Machinebouwer Marel mikt op een omzetgroei van 12% per jaar tussen nu en 2026. Dit willen ze bereiken door meer machines te leveren aan de groeiende industrie, maar vooral door meer data te delen tussen verwerkers en supermarkten.

Het IJslandse bedrijf Marel levert machines en productielijnen voor de slacht en verwerking van vis, vlees en pluimvee. Zijn apparaten houden data bij van onder andere aantallen, gewichten, kwaliteit, herkomst en bestemming van de producten die het verwerkt. Deze wereldwijde informatiestromen wil het bedrijf meer en beter benutten.

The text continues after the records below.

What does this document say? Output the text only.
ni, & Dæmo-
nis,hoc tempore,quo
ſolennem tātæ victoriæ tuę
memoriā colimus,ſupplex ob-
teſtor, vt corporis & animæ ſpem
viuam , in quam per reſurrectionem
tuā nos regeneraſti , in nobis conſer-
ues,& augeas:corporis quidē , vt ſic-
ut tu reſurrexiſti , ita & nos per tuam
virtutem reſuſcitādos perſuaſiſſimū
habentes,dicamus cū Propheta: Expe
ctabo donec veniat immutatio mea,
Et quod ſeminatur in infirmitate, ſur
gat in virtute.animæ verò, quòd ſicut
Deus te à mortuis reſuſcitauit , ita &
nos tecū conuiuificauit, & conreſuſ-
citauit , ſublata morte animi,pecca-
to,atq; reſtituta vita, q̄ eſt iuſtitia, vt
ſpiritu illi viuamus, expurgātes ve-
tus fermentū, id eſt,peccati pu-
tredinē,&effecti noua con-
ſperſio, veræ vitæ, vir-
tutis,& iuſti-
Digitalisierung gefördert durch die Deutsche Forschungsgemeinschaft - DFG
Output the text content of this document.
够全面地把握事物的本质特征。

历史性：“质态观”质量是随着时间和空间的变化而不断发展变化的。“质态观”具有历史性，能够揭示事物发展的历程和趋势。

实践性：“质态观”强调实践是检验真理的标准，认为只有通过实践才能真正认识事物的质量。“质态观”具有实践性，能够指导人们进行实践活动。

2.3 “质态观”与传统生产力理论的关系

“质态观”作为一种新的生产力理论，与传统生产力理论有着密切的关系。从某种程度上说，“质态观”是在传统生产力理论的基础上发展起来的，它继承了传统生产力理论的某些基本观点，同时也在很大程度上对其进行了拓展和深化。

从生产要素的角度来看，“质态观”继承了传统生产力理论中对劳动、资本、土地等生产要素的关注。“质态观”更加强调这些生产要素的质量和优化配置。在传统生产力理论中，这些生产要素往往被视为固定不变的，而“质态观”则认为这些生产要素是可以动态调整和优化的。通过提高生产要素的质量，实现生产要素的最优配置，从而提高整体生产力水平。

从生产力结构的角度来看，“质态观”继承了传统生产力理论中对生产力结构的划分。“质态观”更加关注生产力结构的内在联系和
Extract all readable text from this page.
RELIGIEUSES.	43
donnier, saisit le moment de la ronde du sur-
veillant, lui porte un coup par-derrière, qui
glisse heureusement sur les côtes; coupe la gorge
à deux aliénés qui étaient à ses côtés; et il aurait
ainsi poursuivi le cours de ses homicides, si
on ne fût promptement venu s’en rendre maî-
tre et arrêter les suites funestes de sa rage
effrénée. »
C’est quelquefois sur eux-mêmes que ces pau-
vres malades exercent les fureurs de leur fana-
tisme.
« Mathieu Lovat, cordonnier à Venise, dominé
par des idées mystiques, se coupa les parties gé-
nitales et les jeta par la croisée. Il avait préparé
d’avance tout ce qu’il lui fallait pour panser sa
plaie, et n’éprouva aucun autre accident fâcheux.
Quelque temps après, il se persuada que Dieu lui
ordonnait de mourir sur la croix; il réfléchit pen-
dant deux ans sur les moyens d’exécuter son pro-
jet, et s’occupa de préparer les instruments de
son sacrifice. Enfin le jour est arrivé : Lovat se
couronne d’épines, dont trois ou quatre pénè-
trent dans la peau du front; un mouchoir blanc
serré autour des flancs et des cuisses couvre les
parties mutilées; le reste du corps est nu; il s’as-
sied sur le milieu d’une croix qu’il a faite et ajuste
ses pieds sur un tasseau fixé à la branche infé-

“Na schandalen in de vleesindustrie, zoals in 2014 met paardenvlees dat als rundvlees werd verkocht, is de behoefte aan informatie en traceerbaarheid groter geworden,” zegt topman Árni Oddur Thórdarson in het Financieel Dagblad. “De consument wil weten wat ze eet, wat de herkomst is, welke voedingswaarden ze binnenkrijgen en of het product veilig is.” Daar wil het bedrijf met zijn data op inspelen.

Aanbod bepalen door vraag

De data kan ook nuttig zijn voor veehouders en vissers, verwerkers en supermarkten. Op dit moment wordt de verkoop nog erg gestuurd door (kortings)acties. Dat is inefficiënt en zorgt voor een onnodig risico op verspilling. Wanneer data wordt ingezet om de vraag te bepalen kan gerichter worden geproduceerd. “Als korting niet werkt wordt het product weggegooid. Dat is zonde en onnodig. Ik zie het voor me dat we op vrijdag produceren wat de supermarkten in het weekend nodig hebben.”

Op dit moment heeft Marel een project lopen met de Amerikaanse supermarktketen Costco om een keten in pluimvee te starten.

Dit artikel verscheen eerder op: Evmi

Altijd op de hoogte blijven?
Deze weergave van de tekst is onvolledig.